Jo Tait, who lives in France, had been in the UK for her son’s wedding and returned with her husband after the new rules were passed. One of her children was unable to make it to France to join the rest of the family for Christmas.
“It’s been a nightmare and cost a fortune in PCR tests,” she said. “Thank goodness France doesn’t charge.”
“Booking a test was the most stressful part of arranging my trip ,” said Robert Darke, who also travelled from the UK to France.
Some of you did provide some useful tips for the Day 2 testing following arrival in the UK.
“We had PCR tests at a lab in St Pancras and got our results the following day so we only really lost a day in quarantine,” said Sarah Jackson.
“Had a drive-thru PCR test for 5 of us at Collinson LGW on arrival: four results arrived by email two days later, one result never arrived. Took 45 mins to test five of us at 1pm UK time,” said James Langley.

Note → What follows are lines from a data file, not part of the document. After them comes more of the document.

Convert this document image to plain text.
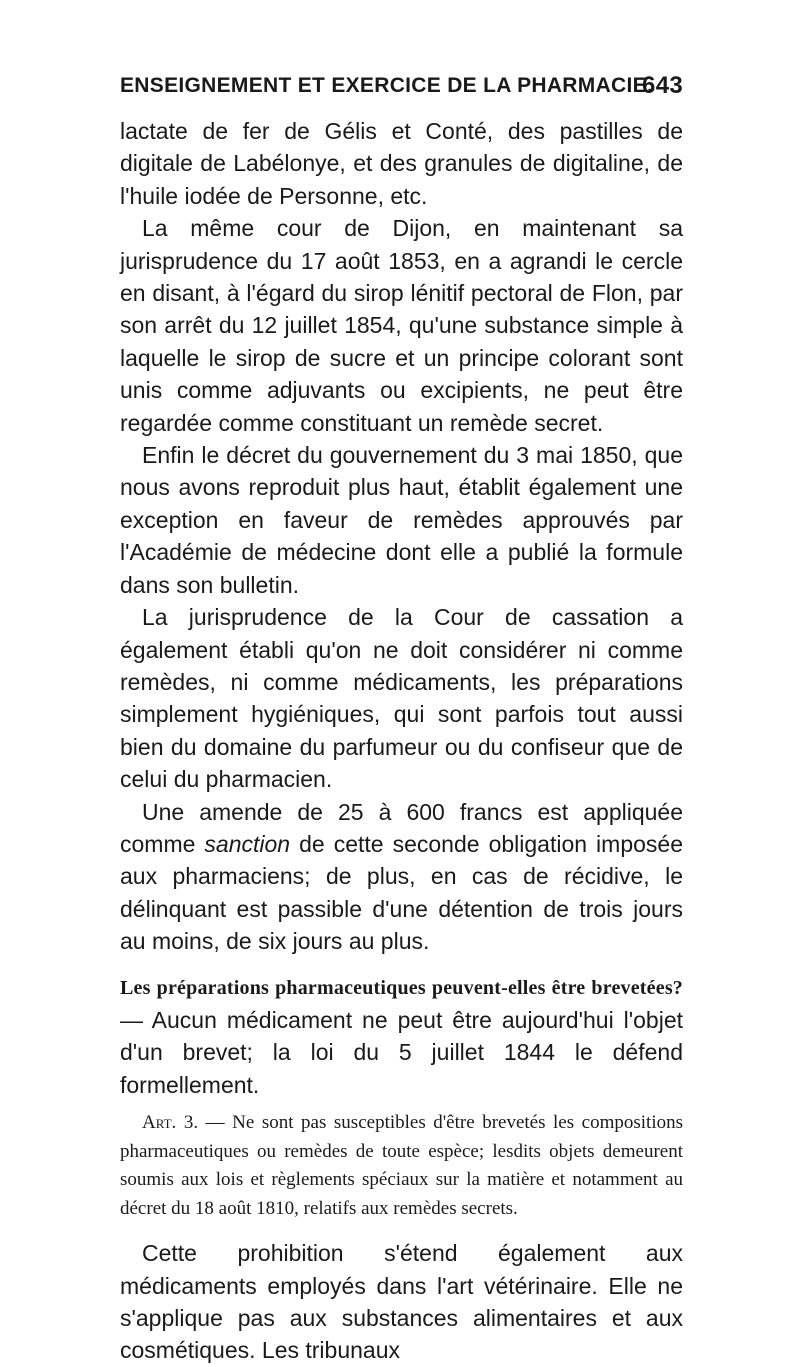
ENSEIGNEMENT ET EXERCICE DE LA PHARMACIE.
643

lactate de fer de Gélis et Conté, des pastilles de digitale de Labélonye, et des granules de digitaline, de l'huile iodée de Personne, etc.

La même cour de Dijon, en maintenant sa jurisprudence du 17 août 1853, en a agrandi le cercle en disant, à l'égard du sirop lénitif pectoral de Flon, par son arrêt du 12 juillet 1854, qu'une substance simple à laquelle le sirop de sucre et un principe colorant sont unis comme adjuvants ou excipients, ne peut être regardée comme constituant un remède secret.

Enfin le décret du gouvernement du 3 mai 1850, que nous avons reproduit plus haut, établit également une exception en faveur de remèdes approuvés par l'Académie de médecine dont elle a publié la formule dans son bulletin.

La jurisprudence de la Cour de cassation a également établi qu'on ne doit considérer ni comme remèdes, ni comme médicaments, les préparations simplement hygiéniques, qui sont parfois tout aussi bien du domaine du parfumeur ou du confiseur que de celui du pharmacien.

Une amende de 25 à 600 francs est appliquée comme sanction de cette seconde obligation imposée aux pharmaciens; de plus, en cas de récidive, le délinquant est passible d'une détention de trois jours au moins, de six jours au plus.

Les préparations pharmaceutiques peuvent-elles être brevetées? — Aucun médicament ne peut être aujourd'hui l'objet d'un brevet; la loi du 5 juillet 1844 le défend formellement.

Art. 3. — Ne sont pas susceptibles d'être brevetés les compositions pharmaceutiques ou remèdes de toute espèce; lesdits objets demeurent soumis aux lois et règlements spéciaux sur la matière et notamment au décret du 18 août 1810, relatifs aux remèdes secrets.

Cette prohibition s'étend également aux médicaments employés dans l'art vétérinaire. Elle ne s'applique pas aux substances alimentaires et aux cosmétiques. Les tribunaux
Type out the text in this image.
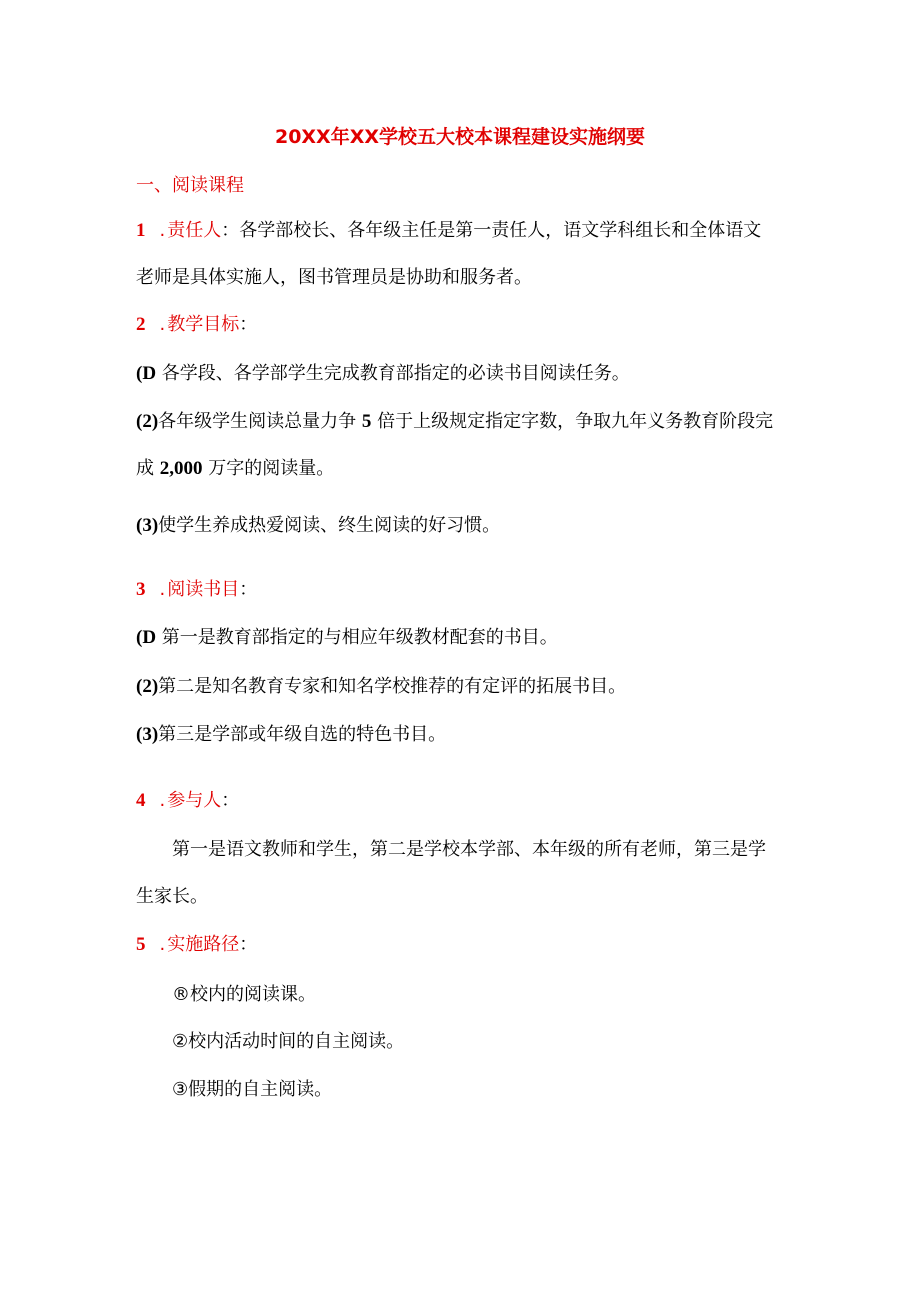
20XX年XX学校五大校本课程建设实施纲要
一、阅读课程
1 . 责任人：各学部校长、各年级主任是第一责任人，语文学科组长和全体语文
老师是具体实施人，图书管理员是协助和服务者。
2 . 教学目标：
(D 各学段、各学部学生完成教育部指定的必读书目阅读任务。
(2)各年级学生阅读总量力争 5 倍于上级规定指定字数，争取九年义务教育阶段完
成 2,000 万字的阅读量。
(3)使学生养成热爱阅读、终生阅读的好习惯。
3 . 阅读书目：
(D 第一是教育部指定的与相应年级教材配套的书目。
(2)第二是知名教育专家和知名学校推荐的有定评的拓展书目。
(3)第三是学部或年级自选的特色书目。
4 . 参与人：
第一是语文教师和学生，第二是学校本学部、本年级的所有老师，第三是学
生家长。
5 . 实施路径：
®校内的阅读课。
②校内活动时间的自主阅读。
③假期的自主阅读。
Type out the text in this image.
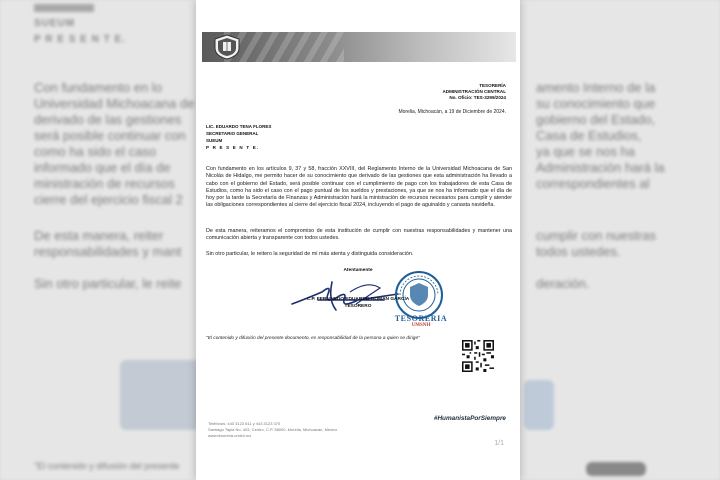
SUEUM
P R E S E N T E.
Con fundamento en lo
Universidad Michoacana de
derivado de las gestiones
será posible continuar con
como ha sido el caso
informado que el día de
ministración de recursos
cierre del ejercicio fiscal 2
De esta manera, reiter
responsabilidades y mant
Sin otro particular, le reite
"El contenido y difusión del presente
amento Interno de la
su conocimiento que
gobierno del Estado,
Casa de Estudios,
ya que se nos ha
Administración hará la
correspondientes al
cumplir con nuestras
todos ustedes.
deración.
TESORERÍA
ADMINISTRACIÓN CENTRAL
No. Oficio: TES-3299/2024
Morelia, Michoacán, a 19 de Diciembre de 2024.
LIC. EDUARDO TENA FLORES
SECRETARIO GENERAL
SUEUM
P R E S E N T E.
Con fundamento en los artículos 9, 37 y 58, fracción XXVIII, del Reglamento Interno de la Universidad Michoacana de San Nicolás de Hidalgo, me permito hacer de su conocimiento que derivado de las gestiones que esta administración ha llevado a cabo con el gobierno del Estado, será posible continuar con el cumplimiento de pago con los trabajadores de esta Casa de Estudios, como ha sido el caso con el pago puntual de los sueldos y prestaciones, ya que se nos ha informado que el día de hoy por la tarde la Secretaría de Finanzas y Administración hará la ministración de recursos necesarios para cumplir y atender las obligaciones correspondientes al cierre del ejercicio fiscal 2024, incluyendo el pago de aguinaldo y canasta navideña.
De esta manera, reiteramos el compromiso de esta institución de cumplir con nuestras responsabilidades y mantener una comunicación abierta y transparente con todos ustedes.
Sin otro particular, le reitero la seguridad de mi más atenta y distinguida consideración.
Atentamente
C.P. FERNANDO EDUARDO ROMÁN GARCÍA
TESORERO
TESORERIA
UMSNH
"El contenido y difusión del presente documento, es responsabilidad de la persona a quien se dirige"
#HumanistaPorSiempre
Teléfonos: 443 3123 611 y 443 3123 370
Santiago Tapia No. 403, Centro, C.P. 58000, Morelia, Michoacán, México
www.tesoreria.umich.mx
1/1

“It took 90 minutes to complete the tests and paperwork to upload to the Eurotunnel website and then probably an extra hour at the tunnel but it all went smoothly,” said Jo Todd who was travelling from the UK to France.
Ben McPartland noted that for Eurotunnel users, even if you have to upload proof of a negative Covid test in advance, there were further checks on arrival at Folkestone. “We had to park up and go to the Covid-19 check point and show all our documents along with everyone else it seemed,” he said. “That took about 30 minutes, then getting through passport control was another fairly long wait.”

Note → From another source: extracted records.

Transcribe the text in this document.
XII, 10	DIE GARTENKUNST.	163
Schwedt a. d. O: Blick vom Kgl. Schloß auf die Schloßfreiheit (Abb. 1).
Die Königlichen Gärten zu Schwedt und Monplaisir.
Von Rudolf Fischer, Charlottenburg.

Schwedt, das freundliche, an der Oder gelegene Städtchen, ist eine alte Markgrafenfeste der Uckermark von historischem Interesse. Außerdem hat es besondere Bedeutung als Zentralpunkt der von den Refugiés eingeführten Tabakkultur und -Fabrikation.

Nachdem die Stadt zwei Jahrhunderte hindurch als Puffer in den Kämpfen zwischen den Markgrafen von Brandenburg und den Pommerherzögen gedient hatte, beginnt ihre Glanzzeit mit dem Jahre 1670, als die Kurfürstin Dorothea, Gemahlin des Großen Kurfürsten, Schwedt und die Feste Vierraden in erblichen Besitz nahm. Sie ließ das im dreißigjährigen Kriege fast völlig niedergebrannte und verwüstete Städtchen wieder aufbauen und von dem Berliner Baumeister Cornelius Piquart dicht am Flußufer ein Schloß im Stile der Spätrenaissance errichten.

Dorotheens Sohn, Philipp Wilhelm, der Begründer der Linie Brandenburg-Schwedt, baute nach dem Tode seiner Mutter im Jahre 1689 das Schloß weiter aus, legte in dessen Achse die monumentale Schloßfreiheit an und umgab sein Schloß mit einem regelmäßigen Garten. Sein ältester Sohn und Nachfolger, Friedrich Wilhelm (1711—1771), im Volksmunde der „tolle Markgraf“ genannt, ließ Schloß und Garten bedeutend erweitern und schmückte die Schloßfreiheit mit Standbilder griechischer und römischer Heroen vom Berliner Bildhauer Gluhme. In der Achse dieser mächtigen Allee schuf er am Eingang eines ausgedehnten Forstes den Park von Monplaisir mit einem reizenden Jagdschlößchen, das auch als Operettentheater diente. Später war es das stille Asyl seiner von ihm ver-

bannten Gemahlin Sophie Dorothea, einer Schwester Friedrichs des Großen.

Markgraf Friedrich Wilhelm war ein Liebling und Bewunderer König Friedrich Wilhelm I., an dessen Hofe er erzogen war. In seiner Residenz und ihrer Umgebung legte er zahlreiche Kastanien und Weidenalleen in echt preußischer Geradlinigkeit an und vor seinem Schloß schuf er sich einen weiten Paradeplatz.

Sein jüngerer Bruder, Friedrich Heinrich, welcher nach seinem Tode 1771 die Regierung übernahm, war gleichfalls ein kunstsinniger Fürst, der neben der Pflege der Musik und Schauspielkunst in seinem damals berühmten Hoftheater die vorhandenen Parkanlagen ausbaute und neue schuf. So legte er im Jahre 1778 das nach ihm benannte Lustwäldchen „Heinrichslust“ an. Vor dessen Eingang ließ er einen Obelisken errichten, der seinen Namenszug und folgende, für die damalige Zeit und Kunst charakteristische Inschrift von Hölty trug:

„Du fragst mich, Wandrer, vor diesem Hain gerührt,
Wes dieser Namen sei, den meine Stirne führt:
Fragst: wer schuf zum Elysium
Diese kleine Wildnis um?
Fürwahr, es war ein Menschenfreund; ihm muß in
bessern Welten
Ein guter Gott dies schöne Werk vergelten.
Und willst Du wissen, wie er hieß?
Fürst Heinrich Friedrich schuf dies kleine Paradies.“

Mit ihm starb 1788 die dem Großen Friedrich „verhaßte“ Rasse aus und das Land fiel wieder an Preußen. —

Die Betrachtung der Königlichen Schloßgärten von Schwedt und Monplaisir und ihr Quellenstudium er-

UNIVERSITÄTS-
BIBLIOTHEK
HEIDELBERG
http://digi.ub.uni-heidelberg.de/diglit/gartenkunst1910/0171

Sydney Cormack, who is British but lives in France and has a carte de séjour, recommended not immediately showing proof of French residency to border guards when travelling to the UK.
“French border officials said that as we had a carte de séjour we would be treated like French citizens despite being UK passport holders. They asked us for evidence of owning property in UK but we don’t have any assets in UK as we live permanently in France,” he said.
“I believe the problem has arisen from the translation of the French form and the definition and relevance of country of origin. We did manage to persuade them to let us go to UK. I would suggest that you don’t show your carte de séjour unless they ask for it, but that may lead to your passport being stamped.”
The list of ‘essential reasons’ for travel for exiting France says that people can travel to their ‘country of origin or country of residence’ – however several people reported border guards telling passengers that they needed to show proof of residency in the UK, not merely a British passport.
This appears to have been a misunderstanding of the rules by individual officers in the early days of the new travel rules.
Others complained that you have had your passports stamped by French border officials, despite owning a carte de séjour. This is an issue that we have raised with the UK Ambassador to France who has promised to follow up with the French authorities.
Once back in France you are required to quarantine for 10 days – although this can be shortened if you test negative 48 hours after your arrival time.
You need to provide a quarantine address in advance to French authorities, and several readers reported that police turned up at their homes to check they were quarantining.